Clinical Trials Are About Hope and Possibilities, Author and Trial Veteran Says

March 25, 2019

In 2011, Mary Elizabeth Williams was diagnosed with metastatic melanoma, a finding that usually means a patient has six to seven months to live. Knowing melanoma doesn’t respond well to traditional cancer treatments, she decided to take a chance on a phase I immunotherapy trial of a new drug. Williams wrote about her experience in her book, A Series of Catastrophes and Miracles: A True Story of Love, Science and Cancer. It was a journey, she says, from last resort to hope and possibilities.

Lindsay McNair, chief medical officer of WCG, spoke with Williams in a webinar last week, discussing the patient perspective on clinical trials, what they do right and how to change what they do wrong.

Q: Given your options — treatment that didn’t offer a good success rate, death or participating in a clinical trial — do you feel that you were well informed on your options and what participation in a clinical trial entailed?

A: At the time, Yervoy (ipilumumab) was a very new drug on the market and had a 30 percent success rate. It’s scary embarking on a course of treatment for which there is very little precedent. There were not a lot of human subjects who had come before me, and I knew that the risks could be great. There was a risk, not only of it not working, but of dying from the treatment, which did happen to some people on this trial. I had great conversations with the immuno-oncology team and they were very clear about why I would be right for this trial. It was a choice that was made, not just based on the drug and the cancer, but very much on the patient. And that was a turning point for me — that I was being listened to and that I was going to be collaborating with a group of people who believed in me as a patient.

Q: When you were approached about the trial — the informed consent process — what was the hardest thing for you to understand as people started to talk to you about what the trial entailed, etc.?

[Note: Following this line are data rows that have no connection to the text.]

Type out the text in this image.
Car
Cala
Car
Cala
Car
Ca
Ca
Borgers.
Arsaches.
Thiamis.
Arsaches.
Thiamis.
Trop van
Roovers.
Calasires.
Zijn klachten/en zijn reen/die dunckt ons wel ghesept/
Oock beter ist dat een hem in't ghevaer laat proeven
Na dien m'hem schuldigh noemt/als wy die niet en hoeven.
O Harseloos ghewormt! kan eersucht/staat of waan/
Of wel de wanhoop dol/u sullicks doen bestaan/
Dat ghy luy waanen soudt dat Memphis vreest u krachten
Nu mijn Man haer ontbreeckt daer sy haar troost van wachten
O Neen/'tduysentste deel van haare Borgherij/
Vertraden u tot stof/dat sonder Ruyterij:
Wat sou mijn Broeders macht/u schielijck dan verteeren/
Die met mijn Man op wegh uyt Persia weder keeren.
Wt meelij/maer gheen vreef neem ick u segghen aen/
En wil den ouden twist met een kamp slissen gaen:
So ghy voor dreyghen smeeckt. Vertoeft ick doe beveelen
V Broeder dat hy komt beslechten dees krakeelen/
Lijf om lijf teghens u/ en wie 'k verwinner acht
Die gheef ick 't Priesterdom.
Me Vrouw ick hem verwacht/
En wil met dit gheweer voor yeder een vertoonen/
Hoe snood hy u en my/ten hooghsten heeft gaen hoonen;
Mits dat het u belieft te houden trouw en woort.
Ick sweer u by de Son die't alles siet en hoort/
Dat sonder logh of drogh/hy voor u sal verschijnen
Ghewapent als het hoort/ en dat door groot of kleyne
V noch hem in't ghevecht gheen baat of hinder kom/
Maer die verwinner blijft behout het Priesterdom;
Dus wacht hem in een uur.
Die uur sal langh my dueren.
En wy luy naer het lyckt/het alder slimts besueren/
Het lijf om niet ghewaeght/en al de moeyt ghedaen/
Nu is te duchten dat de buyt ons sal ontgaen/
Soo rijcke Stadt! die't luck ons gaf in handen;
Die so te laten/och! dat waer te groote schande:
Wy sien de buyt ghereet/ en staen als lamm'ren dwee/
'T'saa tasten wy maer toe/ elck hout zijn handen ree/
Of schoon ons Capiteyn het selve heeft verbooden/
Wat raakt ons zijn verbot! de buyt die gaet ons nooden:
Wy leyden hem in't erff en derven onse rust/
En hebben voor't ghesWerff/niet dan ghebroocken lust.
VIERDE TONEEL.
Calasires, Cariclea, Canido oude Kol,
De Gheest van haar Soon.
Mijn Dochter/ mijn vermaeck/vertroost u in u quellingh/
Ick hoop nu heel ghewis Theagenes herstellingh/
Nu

A: My understanding of clinical trials was limited, and my understanding of immunotherapy was nil. I had a lot of questions and concerns and there was a lot for me to process. My oncologist did the best she could in terms of explaining treatment. My initial conversation with the immunotherapy team at Memorial Sloane Kettering was the first time that I really felt that maybe I wasn’t going to die. That maybe treatment in a clinical trial would work, but with the understanding that maybe it wouldn’t. I was in a state of desperate, deep panic. I had a conversation with someone who said that maybe participating in a clinical trial didn’t have to be a last resort for me. Maybe it could be my first resort. And that really changed the game for me.

Q: How much of your information and your understanding about what the study would entail for you came from the process, this conversation you had with study team members as opposed to literally reading the paper document that you were handed?

A: I had an initial meeting with a nurse. I was handed the document, and we sat down together and the expectation was that I would sign it on the spot. Even though we went through the document thoroughly, I remember feeling that I would have to sign the document whether I fully understood it or not. I also recognize that there were a lot of things that just couldn’t have been understood at that time because it was such a process and a new form of treatment, but I am really struck with how vulnerable I was, how much I didn’t know and that there was such an expectation of me. And I don’t know, in retrospect, if there was a lot of understanding by the study team that I was not fully competent. I wasn’t. I was a complete mess — physically, mentally, emotionally. These decisions often need to be made under very difficult circumstances, quickly, and you do the best you can with the timeframe that you have. But I recognize now how hobbled I really was. And I don’t think that is unusual.

Q: How do you believe that the informed consent form and process in a phase I trial should talk about the possibility of benefits? How should we express the truth about the odds of success in a very early study, which are low, but still leave people with hope? How can we balance that?

A: That’s a very difficult question especially because in phase I trials, there is not a whole lot of expectation of success. My consent form was pretty clear about that. I felt that I had an understanding that there was a hope of success. But at that point, we were not talking about the word cure. There was no evidence of possibility that I would have all of my disease eradicated. It was really just about efficacy and potential tumor reduction. That is what was communicated to me. And the bar was set low. And my expectations were reasonable.

I’m grateful that the way it was communicated to me was, “We are going to try.” It was about time rather than about the disease. That is a smart way to approach it. Maybe this is about, “We can extend your life.” Because, ultimately, that’s really what we want. I would be happy to live with tumors if it meant I would live longer. That’s what I think most people approaching cancer now are really looking at management. So, I think that’s fine to communicate it that way.